Robert Textor’s Cultural Frontiers of the Peace Corps available in Digital format
It is fitting that today, March 1, 2011, fifty years from the day when JFK signed the executive order that created the Peace Corps the first study of the agency Cultural Frontiers of the Peace Corps, edited by Robert B. Textor (PC/HQ 1962-63), is available in digital form on the Stanford home page. To get there, google –textor stanford–and the top item will be the home page. Click that. Then click “Publications,” and the third item is “Cultural Frontiers.” Allow about two minutes for downloading. Update: 3.09.18 There is a problem downloading this book. We are working with Stanford to correct it.

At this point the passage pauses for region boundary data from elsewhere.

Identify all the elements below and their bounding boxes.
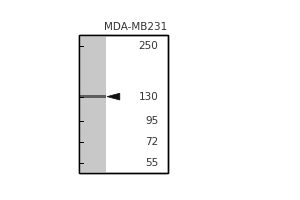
Text: 250: 250 [139, 41, 158, 51]
Text: 130: 130 [139, 92, 158, 102]
Text: MDA-MB231: MDA-MB231 [104, 22, 168, 32]
Text: 95: 95 [145, 116, 158, 126]
Polygon shape [107, 93, 120, 100]
Text: 55: 55 [145, 158, 158, 168]
Bar [79, 95, 106, 98]
Text: 72: 72 [145, 137, 158, 147]
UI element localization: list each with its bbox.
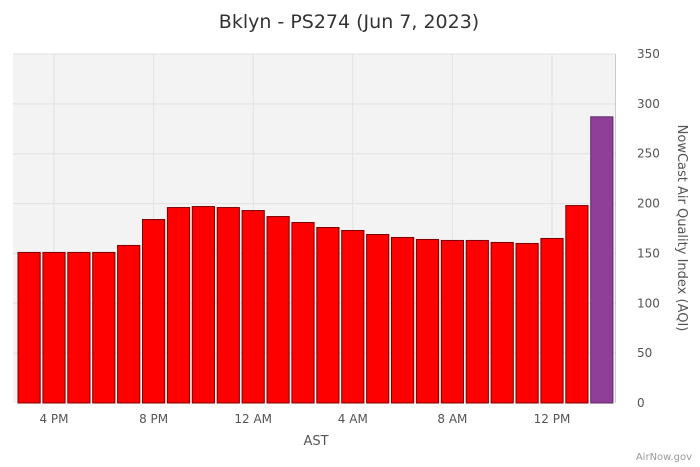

The fourth item, just below “Cultural Frontiers,” is his historical essay, “In Up Out” on the personnel principle that has governed Peace Corps staff policy since 1963. Allow half a minute for downloading.
This study is now in the public domain, thanks to the generosity of the MIT Press, and the cooperation of the Stanford University Libraries, which rushed to complete the digitization for today, March 1, 2011. Thanks are due to Pamela Quick at MIT, and Mimi Calder at Stanford.
And thanks, as well, to Robert Textor for editing this study (first published in 1966) and for making it now available free and on-line for today’s PCVs and RPCVs.
It’s a nice birthday present! Sarge would have been pleased.